Tutorials

How to Run Stable Diffusion Locally to Generate Images

Stable Diffusion is a text-to-image model with recently-released open-sourced weights. Learn how to generate an image of a scene given only a description of it in this simple tutorial.

How to Run Stable Diffusion Locally to Generate Images

Following in the footsteps of DALL-E 2 and Imagen, the new Deep Learning model Stable Diffusion signifies a quantum leap forward in the text-to-image domain. Released earlier this month, Stable Diffusion promises to democratize text-conditional image generation by being efficient enough to run on consumer-grade GPUs. Just this Monday, Stable Diffusion checkpoints were released for the first time, meaning that, right now, you can generate images like the ones below with just a few words and a few minutes time.

This article will show you how to install and run Stable Diffusion, both on GPU and CPU, so you can get started generating your own images. Let's dive in!

Use Stable Diffusion in Colab

Before we look at how to install and run Stable Diffusion locally, you can check out the below Colab notebook in order to see how to use Stable Diffusion non-locally. Note that you will need Colab Pro in order to generate new images given that the free version of Colab has slightly too little VRAM for sampling.

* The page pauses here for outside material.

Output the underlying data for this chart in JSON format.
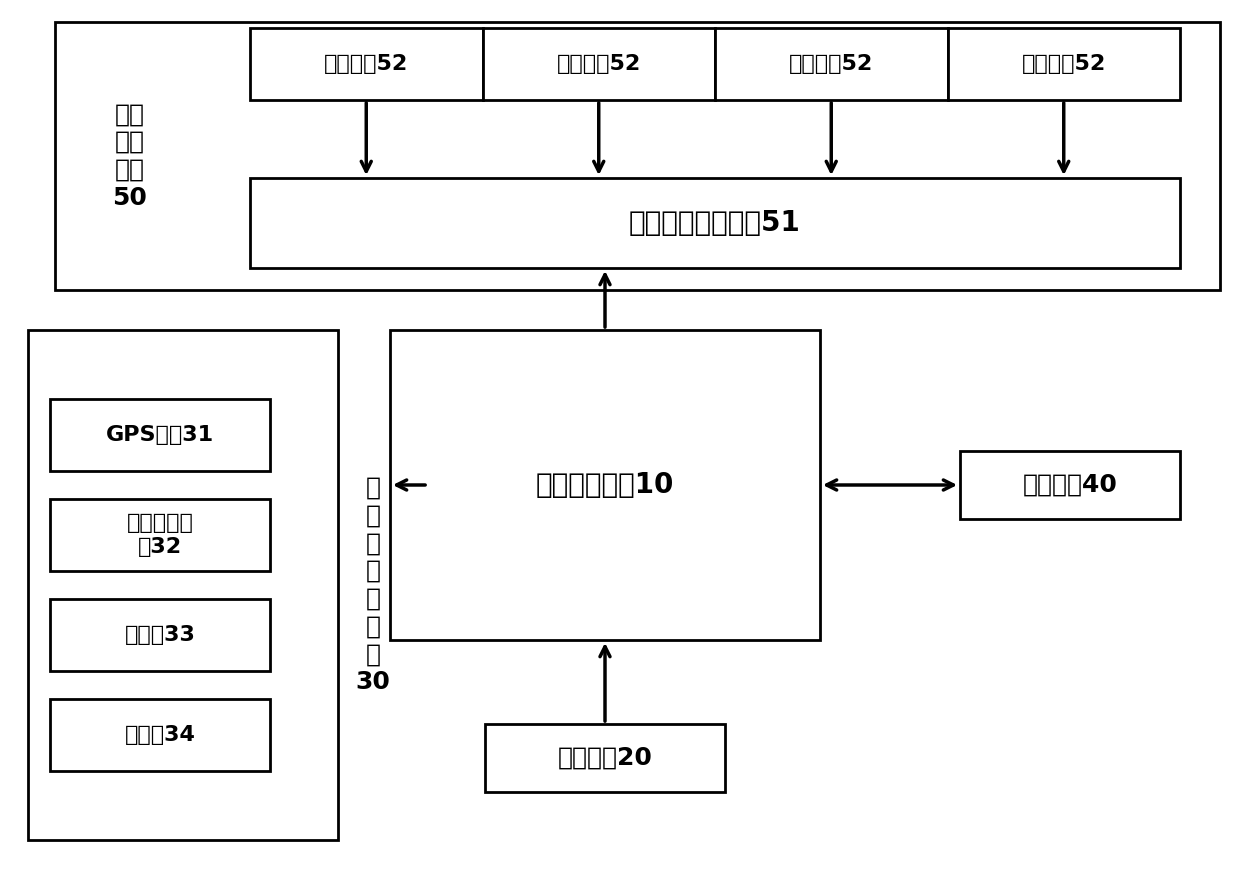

Stable Diffusion in Colab (GPU)

You can also run Stable Diffusion on CPU in Colab if you do not have Colab Pro, but note that image generation will take a relatively long time (8-12 minutes):

Stable Diffusion in Colab (CPU)

You can also check out our Stable Diffusion Tutorial on YouTube for a walkthrough of using the GPU notebook.

How to Install Stable Diffusion (GPU)

You will need a UNIX-based operating system to follow along with this tutorial, so if you have a Windows machine, consider using a virtual machine or WSL2.

Step 1: Install Python

First, check that Python is installed on your system by typing python --version into the terminal. If a Python version is returned, continue on to the next step. Otherwise, install Python with

sudo apt-get update
yes | sudo apt-get install python3.8

Step 2: Install Miniconda

Next, we need to ensure the package/environment manager conda is installed. Enter conda --version in the terminal. If a conda version is returned, move on to the next step.

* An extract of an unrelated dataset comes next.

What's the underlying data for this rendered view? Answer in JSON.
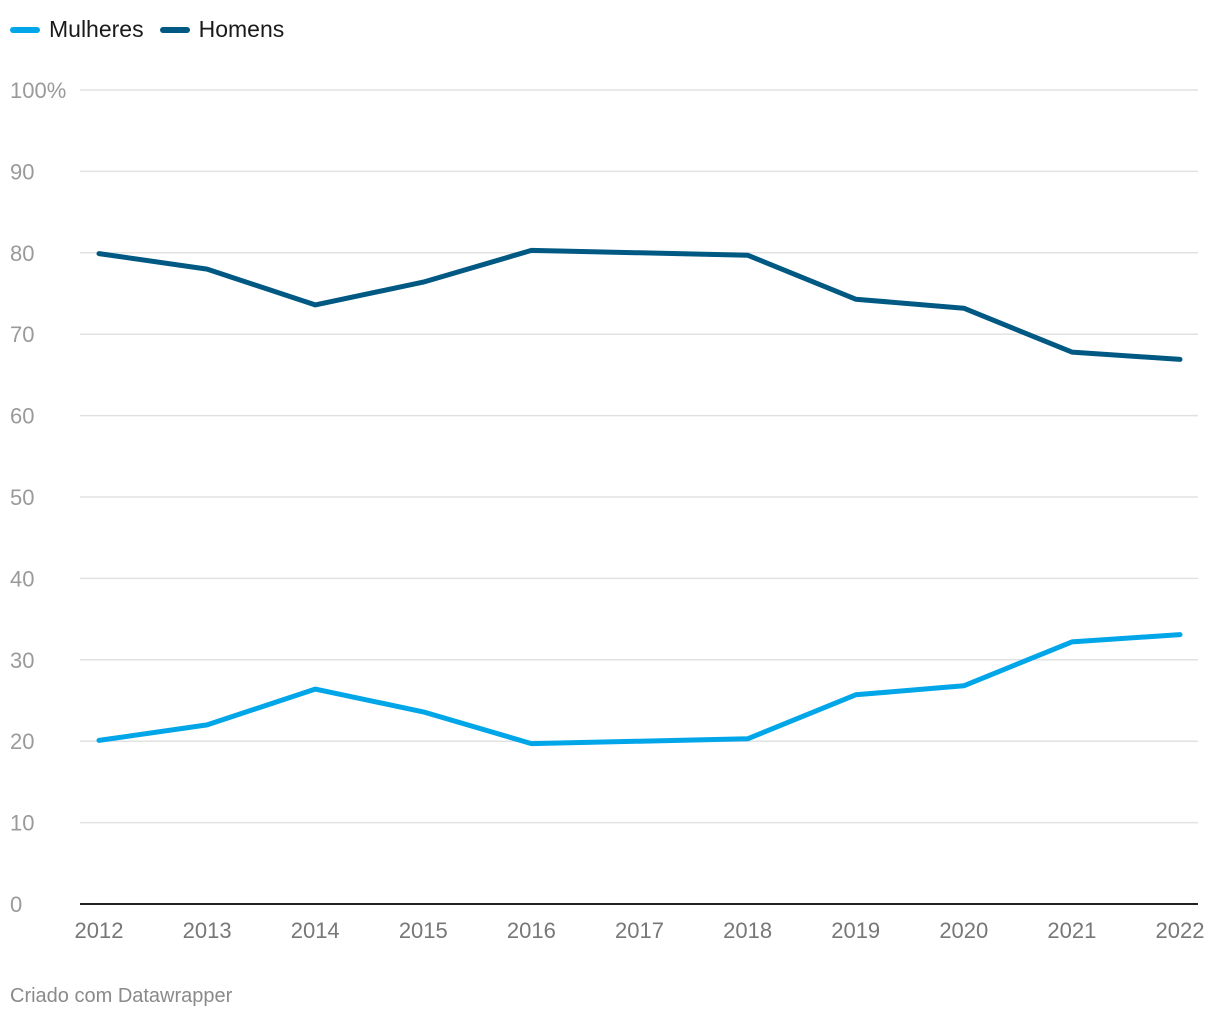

Otherwise, go to the conda website and download and run the appropriate Miniconda installer for your version of Python and operating system. For Python3.8, you can download and run the installer with the following commands:

wget https://repo.anaconda.com/miniconda/Miniconda3-py38_4.12.0-Linux-x86_64.sh
bash Miniconda3-py38_4.12.0-Linux-x86_64.sh

Hold down Enter to get through license and then type "yes" to continue when prompted. Next, press Enter to confirm the installation location, and then type "yes" when asked if the installer should initialize Miniconda. Finally, close the terminal and then open a new one where you want to install Stable Diffusion.

Step 3: Clone the Stable Diffusion Repository

Now we need to clone the Stable Diffusion repository. In the terminal, execute the following commands:

git clone https://github.com/CompVis/stable-diffusion.git
cd stable-diffusion/

If you do not have git, you will need to install it with sudo apt install git. Make sure to read and accept the Stable Diffusion license before cloning the repository.

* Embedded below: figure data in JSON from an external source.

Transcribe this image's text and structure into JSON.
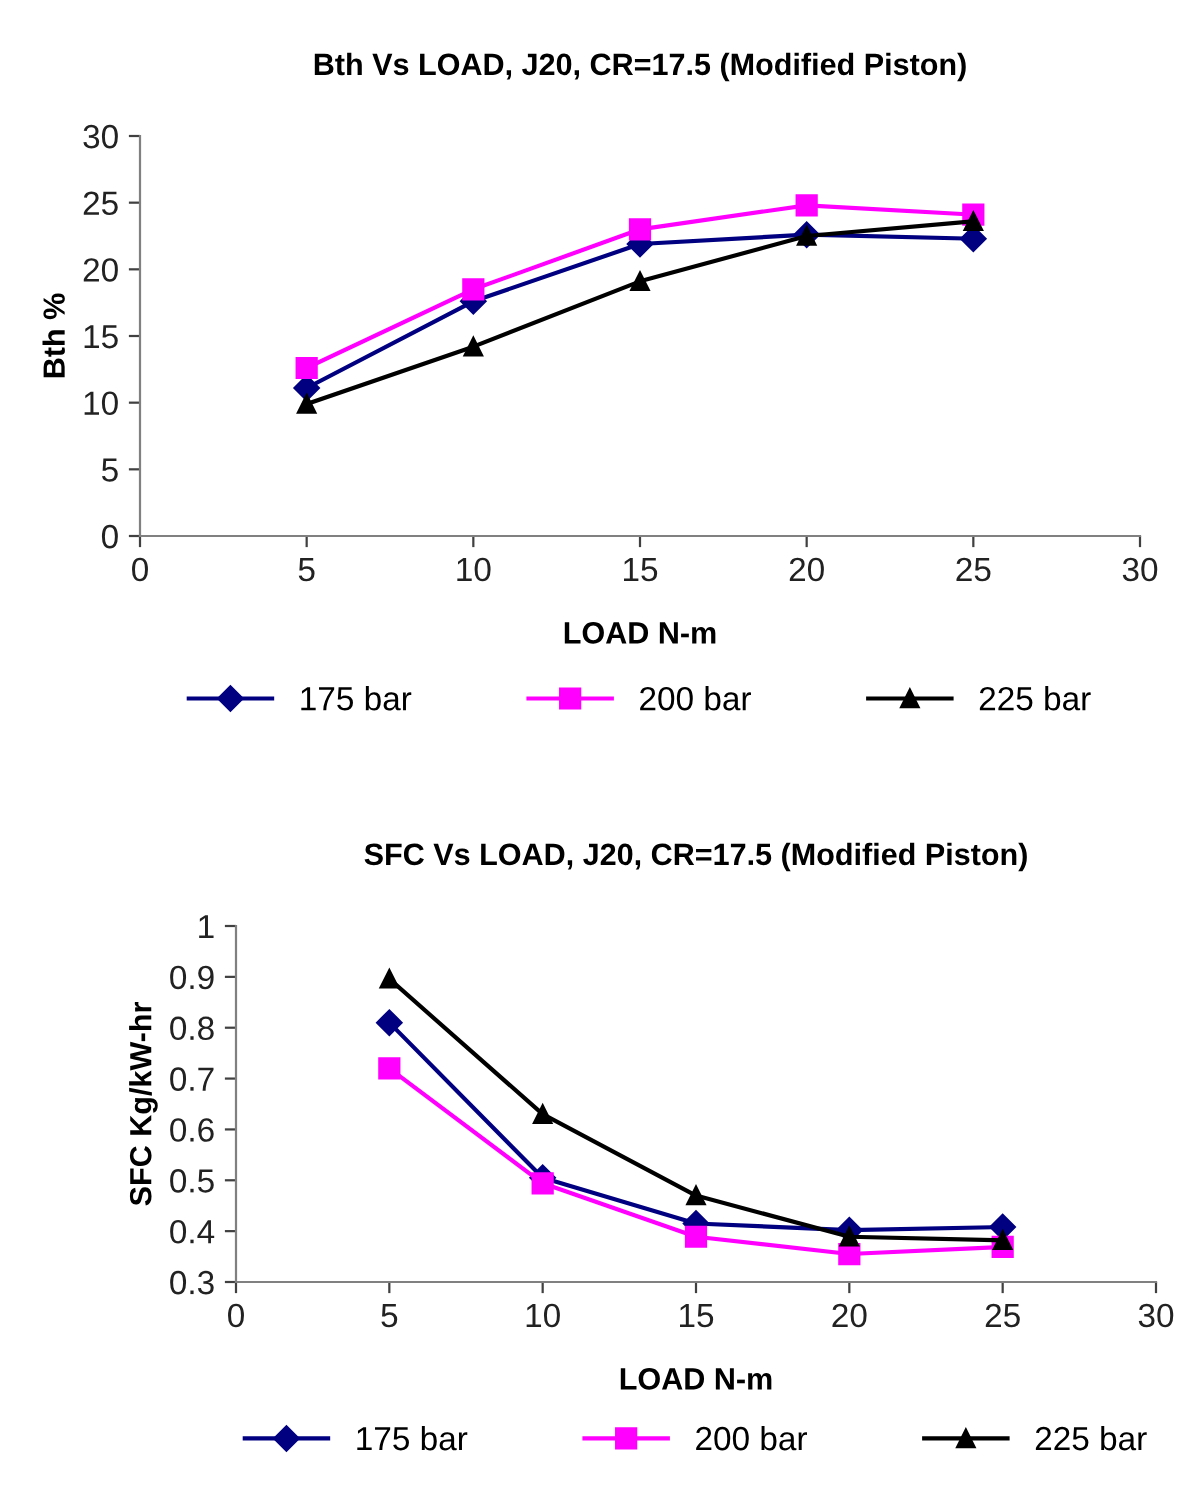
{
  "chart_data": [
    {
      "type": "line",
      "title": "Bth Vs LOAD, J20, CR=17.5 (Modified Piston)",
      "xlabel": "LOAD N-m",
      "ylabel": "Bth %",
      "x": [
        5,
        10,
        15,
        20,
        25
      ],
      "xlim": [
        0,
        30
      ],
      "xticks": [
        0,
        5,
        10,
        15,
        20,
        25,
        30
      ],
      "ylim": [
        0,
        30
      ],
      "yticks": [
        0,
        5,
        10,
        15,
        20,
        25,
        30
      ],
      "grid": false,
      "legend": "bottom",
      "line_style": "solid",
      "series": [
        {
          "name": "175 bar",
          "color": "#000080",
          "marker": "diamond",
          "values": [
            11.1,
            17.6,
            21.9,
            22.6,
            22.3
          ]
        },
        {
          "name": "200 bar",
          "color": "#ff00ff",
          "marker": "square",
          "values": [
            12.6,
            18.5,
            23.0,
            24.8,
            24.1
          ]
        },
        {
          "name": "225 bar",
          "color": "#000000",
          "marker": "triangle",
          "values": [
            9.9,
            14.2,
            19.1,
            22.5,
            23.6
          ]
        }
      ]
    },
    {
      "type": "line",
      "title": "SFC Vs LOAD, J20, CR=17.5 (Modified Piston)",
      "xlabel": "LOAD N-m",
      "ylabel": "SFC Kg/kW-hr",
      "x": [
        5,
        10,
        15,
        20,
        25
      ],
      "xlim": [
        0,
        30
      ],
      "xticks": [
        0,
        5,
        10,
        15,
        20,
        25,
        30
      ],
      "ylim": [
        0.3,
        1
      ],
      "yticks": [
        0.3,
        0.4,
        0.5,
        0.6,
        0.7,
        0.8,
        0.9,
        1
      ],
      "grid": false,
      "legend": "bottom",
      "line_style": "solid",
      "series": [
        {
          "name": "175 bar",
          "color": "#000080",
          "marker": "diamond",
          "values": [
            0.81,
            0.505,
            0.415,
            0.402,
            0.408
          ]
        },
        {
          "name": "200 bar",
          "color": "#ff00ff",
          "marker": "square",
          "values": [
            0.72,
            0.494,
            0.389,
            0.355,
            0.369
          ]
        },
        {
          "name": "225 bar",
          "color": "#000000",
          "marker": "triangle",
          "values": [
            0.896,
            0.63,
            0.47,
            0.389,
            0.382
          ]
        }
      ]
    }
  ]
}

Step 4: Create Conda Environment

Next up we need to create the conda environment that houses all of the packages we'll need to run Stable Diffusion. Execute the below commands to create and activate this environment, named ldm

conda env create -f environment.yaml
conda activate ldm

Step 5: Download Stable Diffusion Weights

Now that we are working in the appropriate environment to use Stable Diffusion, we need to download the weights we'll need to run it. If you haven't already read and accepted the Stable Diffusion license, make sure to do so now. Several Stable Diffusion checkpoint versions have been released. Higher version numbers have been trained on more data and are, in general, better performing than lower version numbers. We will be using checkpoint v1.4. Download the weights with the following command:

curl https://f004.backblazeb2.com/file/aai-blog-files/sd-v1-4.ckpt > sd-v1-4.ckpt

That's all of the setup we need to start using Stable Diffusion! Read on to learn how to generate images using the model.

How to Generate Images with Stable Diffusion (GPU)

To generate images with Stable Diffusion, open a terminal and navigate into the stable-diffusion directory. Make sure you are in the proper environment by executing the command conda activate ldm.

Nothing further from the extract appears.